I would imagine that the U.S. would have
many more shopping malls than England,
but you wouldn't guess this from the article.

Trouble is, a lot of malls are so similar
to other malls (in the U.S. at least) that
you'd be hard-pressed to figure out even
what store you were in (let alone which mall)
if you were blindfolded and plunked down in
the middle of an average shopping mall depart-
ment store.

Leaving alone strip malls (which, to an American,
at least, denotes a strip of between two and ten
small stores located right along the road, rather
than set off from it and reached by an access road),
the typical shopping mall is formed around at least
one anchor store, which might be Sears, Macy's,
K-Mart, Bloomingdale's, J.C. Penney's, or some regional
powerhouse like Rich's or Nordstrom's. Some of the
larger malls have more than one anchor store.

There is a sameness about many malls that saddens
the soul even as it helps to make them use-friendly.
Okay, you need something from CVS or The Bombay
Company, or even a bite to eat at a food court.
You're on the highway a million miles from home,
and you see signs for a large mall. There's a safe
chance you can get what you want at the mall.
If the exact store you want isn't there, there's
probably something quite similar.

If you go back about ten years, one thing that
all malls above a certain size had was lots of
shoe stores (most of them devoted to women or
children). This has changed. There are far fewer
mall shoe stores now. Thom McCann closed all its
independent stores (it still peddles its wares
at K-Mart, though). Florsheim is going out of
business. Payless Shoe Source has filled some
of the slack, but there are still far fewer
shoe stores than in days of yore.

Some stores that are frequently found in malls
of intermediate to large size: The Gap, Banana
Republic, Sears, Macy's, CVS, Borders, Lord and
Taylor, Crate & Barrell, Williams-Sonoma,
Abercronbie and Fitch, Aunt Annie's Pretzels,
Pottery Barn, Payless Shoe Source, Friendly's,
Au Bon Pain, The Shoe Locker, The Limited,
Brooks Brothers, and many more than I can't
think of at the moment.

smiley - winkeye


Shopping? Humbug!

Post 5

Researcher 196979

I live about 8 miles away from the nearest shop and that shop is really only a petrol station. The nearest shopping mall is 77 miles away. So I probably don't qualify to join this dicussion


Shopping? Humbug!

Post 6

brahmand (a.k.a. seeker of lost children on the internet)

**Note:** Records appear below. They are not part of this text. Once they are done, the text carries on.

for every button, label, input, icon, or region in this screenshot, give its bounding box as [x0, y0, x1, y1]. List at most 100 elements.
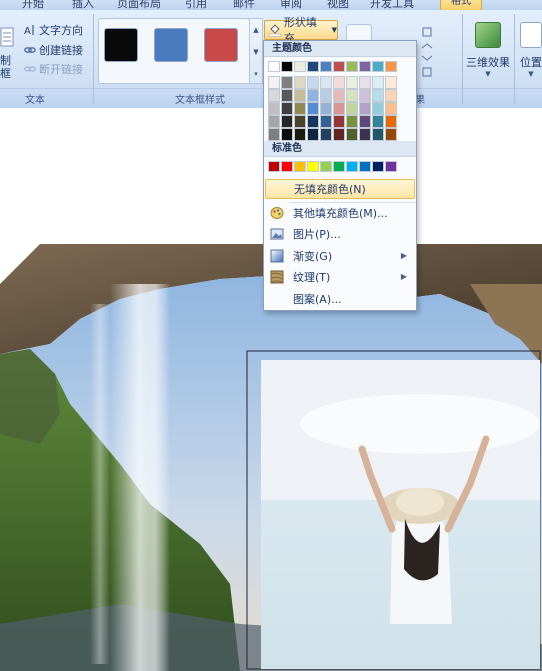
shape-fill-menu[interactable]: 主题颜色 标准色 无填充颜色(N) 其他填充颜色(M)... 图片(P)... … [263, 40, 417, 311]
color-swatch[interactable] [346, 76, 358, 89]
color-swatch[interactable] [385, 128, 397, 141]
color-swatch[interactable] [333, 128, 345, 141]
color-swatch[interactable] [281, 102, 293, 115]
standard-color-swatch[interactable] [372, 161, 384, 172]
color-swatch[interactable] [307, 128, 319, 141]
color-swatch[interactable] [320, 89, 332, 102]
color-swatch[interactable] [333, 61, 345, 72]
color-swatch[interactable] [372, 128, 384, 141]
color-swatch[interactable] [385, 76, 397, 89]
color-swatch[interactable] [294, 128, 306, 141]
color-swatch[interactable] [346, 115, 358, 128]
gallery-scrollbar[interactable]: ▲ ▼ ▾ [249, 18, 263, 84]
tab-format[interactable]: 格式 [440, 0, 482, 10]
color-swatch[interactable] [346, 61, 358, 72]
color-swatch[interactable] [268, 102, 280, 115]
standard-color-swatch[interactable] [281, 161, 293, 172]
color-swatch[interactable] [385, 89, 397, 102]
color-swatch[interactable] [307, 115, 319, 128]
color-swatch[interactable] [385, 61, 397, 72]
color-swatch[interactable] [359, 76, 371, 89]
color-swatch[interactable] [294, 115, 306, 128]
color-swatch[interactable] [320, 76, 332, 89]
standard-color-swatch[interactable] [333, 161, 345, 172]
color-swatch[interactable] [268, 115, 280, 128]
color-swatch[interactable] [333, 89, 345, 102]
color-swatch[interactable] [320, 115, 332, 128]
color-swatch[interactable] [333, 76, 345, 89]
standard-color-swatch[interactable] [320, 161, 332, 172]
standard-color-swatch[interactable] [307, 161, 319, 172]
menu-item-picture[interactable]: 图片(P)... [265, 224, 415, 244]
color-swatch[interactable] [359, 102, 371, 115]
gallery-up-icon[interactable]: ▲ [250, 19, 262, 41]
shape-fill-button[interactable]: 形状填充 ▼ [264, 16, 338, 45]
color-swatch[interactable] [268, 89, 280, 102]
color-swatch[interactable] [333, 115, 345, 128]
color-swatch[interactable] [359, 115, 371, 128]
standard-color-swatch[interactable] [385, 161, 397, 172]
color-swatch[interactable] [359, 61, 371, 72]
color-swatch[interactable] [294, 76, 306, 89]
menu-item-more-colors[interactable]: 其他填充颜色(M)... [265, 203, 415, 223]
gallery-down-icon[interactable]: ▼ [250, 41, 262, 63]
tab-review[interactable]: 审阅 [280, 0, 302, 10]
tab-insert[interactable]: 插入 [72, 0, 94, 10]
color-swatch[interactable] [333, 102, 345, 115]
break-link-button[interactable]: 断开链接 [24, 61, 83, 77]
3d-effects-button[interactable]: 三维效果 ▼ [463, 18, 513, 86]
textbox-style-black[interactable] [104, 28, 138, 62]
color-swatch[interactable] [385, 115, 397, 128]
color-swatch[interactable] [320, 102, 332, 115]
menu-item-gradient[interactable]: 渐变(G) ▶ [265, 246, 415, 266]
color-swatch[interactable] [359, 128, 371, 141]
color-swatch[interactable] [372, 76, 384, 89]
tab-home[interactable]: 开始 [22, 0, 44, 10]
position-button[interactable]: 位置 ▼ [516, 18, 542, 86]
color-swatch[interactable] [359, 89, 371, 102]
color-swatch[interactable] [294, 89, 306, 102]
color-swatch[interactable] [372, 89, 384, 102]
color-swatch[interactable] [372, 102, 384, 115]
color-swatch[interactable] [320, 128, 332, 141]
color-swatch[interactable] [281, 89, 293, 102]
color-swatch[interactable] [372, 61, 384, 72]
color-swatch[interactable] [281, 128, 293, 141]
color-swatch[interactable] [307, 76, 319, 89]
color-swatch[interactable] [281, 76, 293, 89]
color-swatch[interactable] [268, 61, 280, 72]
color-swatch[interactable] [307, 102, 319, 115]
color-swatch[interactable] [307, 61, 319, 72]
color-swatch[interactable] [294, 102, 306, 115]
text-direction-button[interactable]: A 文字方向 [24, 22, 83, 38]
standard-color-swatch[interactable] [294, 161, 306, 172]
menu-item-pattern[interactable]: 图案(A)... [265, 289, 415, 309]
menu-item-texture[interactable]: 纹理(T) ▶ [265, 267, 415, 287]
textbox-style-red[interactable] [204, 28, 238, 62]
color-swatch[interactable] [372, 115, 384, 128]
color-swatch[interactable] [346, 128, 358, 141]
tab-page-layout[interactable]: 页面布局 [117, 0, 161, 10]
standard-color-swatch[interactable] [268, 161, 280, 172]
color-swatch[interactable] [281, 115, 293, 128]
tab-view[interactable]: 视图 [327, 0, 349, 10]
standard-color-swatch[interactable] [346, 161, 358, 172]
tab-developer[interactable]: 开发工具 [370, 0, 414, 10]
color-swatch[interactable] [307, 89, 319, 102]
draw-textbox-button[interactable]: 制框 [0, 54, 16, 80]
color-swatch[interactable] [294, 61, 306, 72]
gallery-more-icon[interactable]: ▾ [250, 63, 262, 85]
color-swatch[interactable] [268, 76, 280, 89]
tab-references[interactable]: 引用 [185, 0, 207, 10]
color-swatch[interactable] [385, 102, 397, 115]
nudge-shadow-icon[interactable] [420, 26, 436, 78]
standard-color-swatch[interactable] [359, 161, 371, 172]
color-swatch[interactable] [320, 61, 332, 72]
color-swatch[interactable] [346, 102, 358, 115]
textbox-style-blue[interactable] [154, 28, 188, 62]
menu-item-no-fill[interactable]: 无填充颜色(N) [265, 179, 415, 199]
tab-mailings[interactable]: 邮件 [233, 0, 255, 10]
create-link-button[interactable]: 创建链接 [24, 42, 83, 58]
draw-textbox-icon[interactable] [0, 24, 16, 52]
color-swatch[interactable] [268, 128, 280, 141]
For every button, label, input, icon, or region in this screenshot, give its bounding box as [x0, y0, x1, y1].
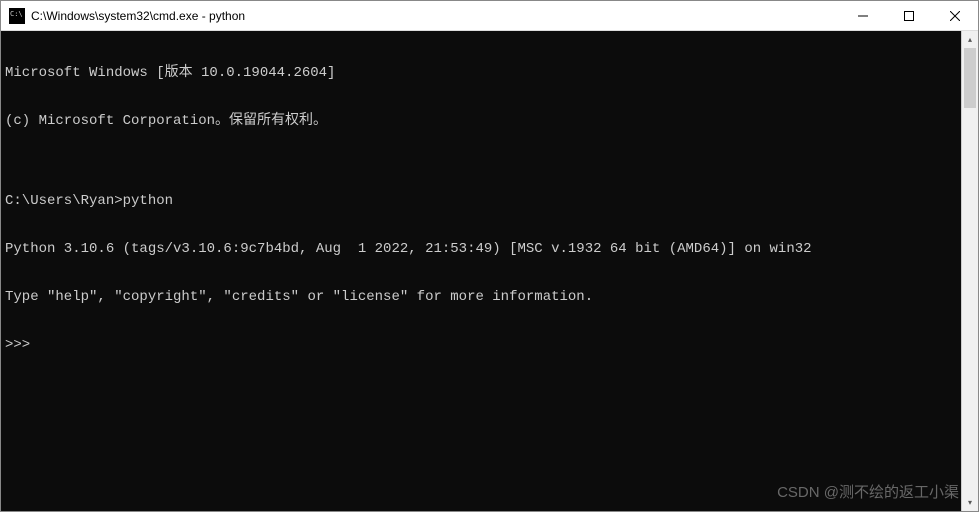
minimize-icon [858, 11, 868, 21]
cmd-icon [9, 8, 25, 24]
titlebar[interactable]: C:\Windows\system32\cmd.exe - python [1, 1, 978, 31]
terminal-line: >>> [5, 337, 957, 353]
terminal-line: (c) Microsoft Corporation。保留所有权利。 [5, 113, 957, 129]
terminal-area: Microsoft Windows [版本 10.0.19044.2604] (… [1, 31, 978, 511]
minimize-button[interactable] [840, 1, 886, 30]
terminal-line: C:\Users\Ryan>python [5, 193, 957, 209]
scroll-thumb[interactable] [964, 48, 976, 108]
maximize-icon [904, 11, 914, 21]
close-icon [950, 11, 960, 21]
scroll-track[interactable] [962, 48, 978, 494]
terminal-line: Microsoft Windows [版本 10.0.19044.2604] [5, 65, 957, 81]
terminal-content[interactable]: Microsoft Windows [版本 10.0.19044.2604] (… [1, 31, 961, 511]
vertical-scrollbar[interactable]: ▴ ▾ [961, 31, 978, 511]
terminal-line: Python 3.10.6 (tags/v3.10.6:9c7b4bd, Aug… [5, 241, 957, 257]
scroll-down-arrow[interactable]: ▾ [962, 494, 978, 511]
scroll-up-arrow[interactable]: ▴ [962, 31, 978, 48]
window-controls [840, 1, 978, 30]
window-title: C:\Windows\system32\cmd.exe - python [31, 9, 840, 23]
cmd-window: C:\Windows\system32\cmd.exe - python Mic… [0, 0, 979, 512]
maximize-button[interactable] [886, 1, 932, 30]
close-button[interactable] [932, 1, 978, 30]
terminal-line: Type "help", "copyright", "credits" or "… [5, 289, 957, 305]
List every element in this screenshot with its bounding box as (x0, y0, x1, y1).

i live in a country where shopping in a mall is a status symbol and most stores sell at prices which would promptly dissuade any 'commoner' who might have strayed into one. while the novelty is very appealing to many people, they soon miss the comfort of their grocer who knows what they like buying, who suggests new things for them to try, who sends his delivery boy every month to their houses to pick the list of monthly groceries and delivers to them. however, malls are beginning to creep into the scenery like mutated ivy, and like it or not, they are here to stay. there are perpetual debates on whether they are going the kill the breed of local green grocers whom we have grown up seeing almost every day of our lives, but a species like my local grocer's is a lot hardier than we think. they have survived all these decades and are still working on the same principle of personalised service. only, instead of staying in villages, they are creating little 'villages' in the big cities by staying in tune with the natural tendency of human beings to find a comfort zone, be it in terms of people they interact with or the geography that they operate in.